World has ignored U.S. effort to save Sudan from genocide
By RICH LOWRY, The Union Leader.com
June 28, 2004 — That old well-meaning cliche “never again” might be due for retirement. It is what we tell ourselves after every massive slaughter, whether it’s the Holocaust or Cambodia or Bosnia or Rwanda. Now, with a new genocide building in Sudan hard on the heels of the 10th anniversary of Rwanda – which brought pious expressions of regret that more wasn’t done to stop the killing at the time – we are about to prove ourselves perfectly ready to accept “again.”
Militias backed by the Sudanese government have forced roughly a million people from their homes in the western part of the country. In the North-South conflict that wracked Sudan for 20 years, the Muslim government’s favored tool was genocide, directed against the Christian and animist South. The government is using genocide again, giving air cover and other support to Arab militias that are cleansing black Sufi Muslims from the western province of Darfur. The North-South war killed 2 million. At least 10,000 have died already in Darfur, and absent immediate relief, hundreds of thousands could die.

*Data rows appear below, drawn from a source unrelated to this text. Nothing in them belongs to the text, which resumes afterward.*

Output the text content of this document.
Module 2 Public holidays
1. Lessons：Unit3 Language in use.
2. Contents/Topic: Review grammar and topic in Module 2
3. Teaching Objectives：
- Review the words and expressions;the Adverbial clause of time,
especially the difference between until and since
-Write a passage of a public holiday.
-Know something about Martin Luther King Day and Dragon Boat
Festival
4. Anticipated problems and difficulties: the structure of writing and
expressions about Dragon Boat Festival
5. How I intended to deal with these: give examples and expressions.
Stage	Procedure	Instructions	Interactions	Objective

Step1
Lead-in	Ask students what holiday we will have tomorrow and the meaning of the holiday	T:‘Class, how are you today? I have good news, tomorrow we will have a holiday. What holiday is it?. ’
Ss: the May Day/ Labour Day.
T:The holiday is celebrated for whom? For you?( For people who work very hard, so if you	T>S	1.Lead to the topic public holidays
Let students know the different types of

“The U.S. has done more than anyone else in Darfur, and the Bush administration has done more than any other administration about Sudan,” says Nina Shea of the human-rights group Freedom House. The United States has pledged nearly $200 million in aid to the region. The European Union so far is kicking in a little more than $10 million – from all 25 countries in the EU combined. It is the United States that is pushing hard for a tough U.N. Security Council resolution that will call on the Sudanese government to end its support for violence and allow aid to flow into Darfur. This is consistent with the administration’s history of involvement in Sudan.

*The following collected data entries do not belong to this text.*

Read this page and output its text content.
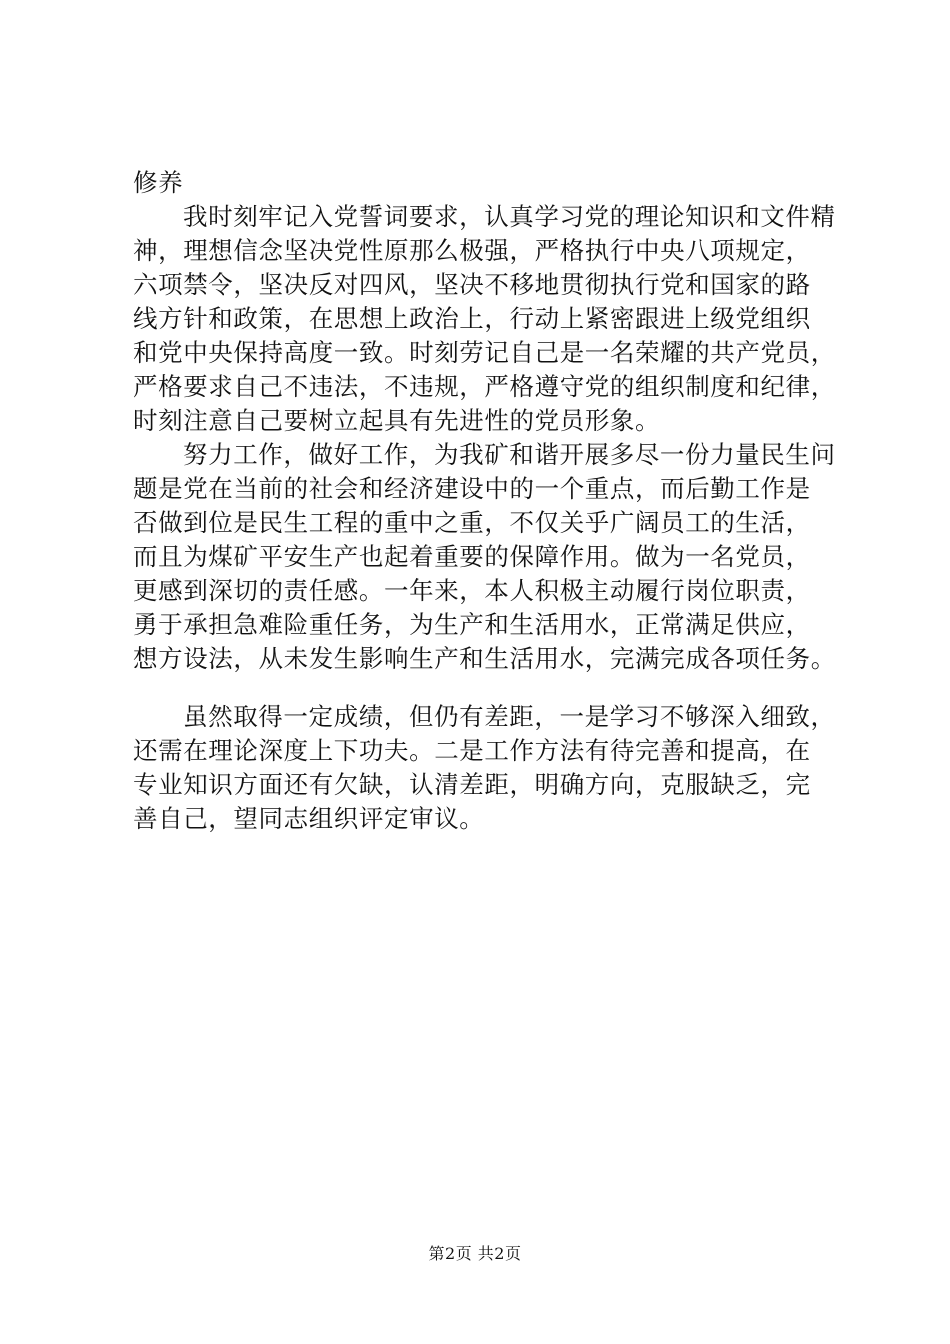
修养
我时刻牢记入党誓词要求，认真学习党的理论知识和文件精
神，理想信念坚决党性原那么极强，严格执行中央八项规定，
六项禁令，坚决反对四风，坚决不移地贯彻执行党和国家的路
线方针和政策，在思想上政治上，行动上紧密跟进上级党组织
和党中央保持高度一致。时刻劳记自己是一名荣耀的共产党员，
严格要求自己不违法，不违规，严格遵守党的组织制度和纪律，
时刻注意自己要树立起具有先进性的党员形象。
努力工作，做好工作，为我矿和谐开展多尽一份力量民生问
题是党在当前的社会和经济建设中的一个重点，而后勤工作是
否做到位是民生工程的重中之重，不仅关乎广阔员工的生活，
而且为煤矿平安生产也起着重要的保障作用。做为一名党员，
更感到深切的责任感。一年来，本人积极主动履行岗位职责，
勇于承担急难险重任务，为生产和生活用水，正常满足供应，
想方设法，从未发生影响生产和生活用水，完满完成各项任务。
虽然取得一定成绩，但仍有差距，一是学习不够深入细致，
还需在理论深度上下功夫。二是工作方法有待完善和提高，在
专业知识方面还有欠缺，认清差距，明确方向，克服缺乏，完
善自己，望同志组织评定审议。
第2页 共2页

Negotiations between the North and South had been bumping along ineffectually for years, until President Bush appointed former Sen. John Danforth – now the U.S. representative to the United Nations – as his special envoy to the country. High-level Bush officials were engaged in the peace talks on a daily basis, and finally a cease-fire was forged this May. The Sudanese government has repeatedly proven itself susceptible to international pressure throughout the years, which is why there is hope for Darfur – if only the world can be bothered to create the pressure.
There as yet is no “CNN effect” in Darfur, the sense of urgency that comes from international media attention. The press has mostly been AWOL, with the exception of New York Times columnist Nicholas Kristof, whose searing reports have made him a one-man call-to-action. The Muslim world has reserved its outrage for the prison abuses at Abu Ghraib, even though a spoonful of the same condemnation applied to Sudan could help save hundreds of thousands of Muslim lives. As for the United Nations, it recently welcomed Sudan onto the U.N. Human Rights Commission, where, with China and Cuba, it will have lots of nasty company.
Unfortunately, Sudan doesn’t make natural fodder for Bush-bashers, or we might hear more about the issue. For the President’s critics the word “diplomacy” means one thing – strong-arm Israel. And “multilateralism” tends to mean only appeasing France. So the administration’s diplomatic achievement in Sudan might as well not exist, and its effort to muster other international actors, from the United Nations to Europe, behind a multilateral diplomatic and humanitarian aid initiative in Darfur is ignored. In this case, cries of “blood for oil” would have to be directed at China, which is obstructing diplomatic pressure on Sudan because of its oil business there – so, predictably, there are simply no cries of “blood for oil.”
In Darfur people are being pushed from their homes and raped and brutalized by death squads, the so-called Janjaweed. They are huddled in makeshift camps that will become dens of death as the rainy season begins, if the Janjaweed isn’t called off and if adequate humanitarian supplies aren’t allowed to be delivered. If “never again” is to mean anything, it must mean something now.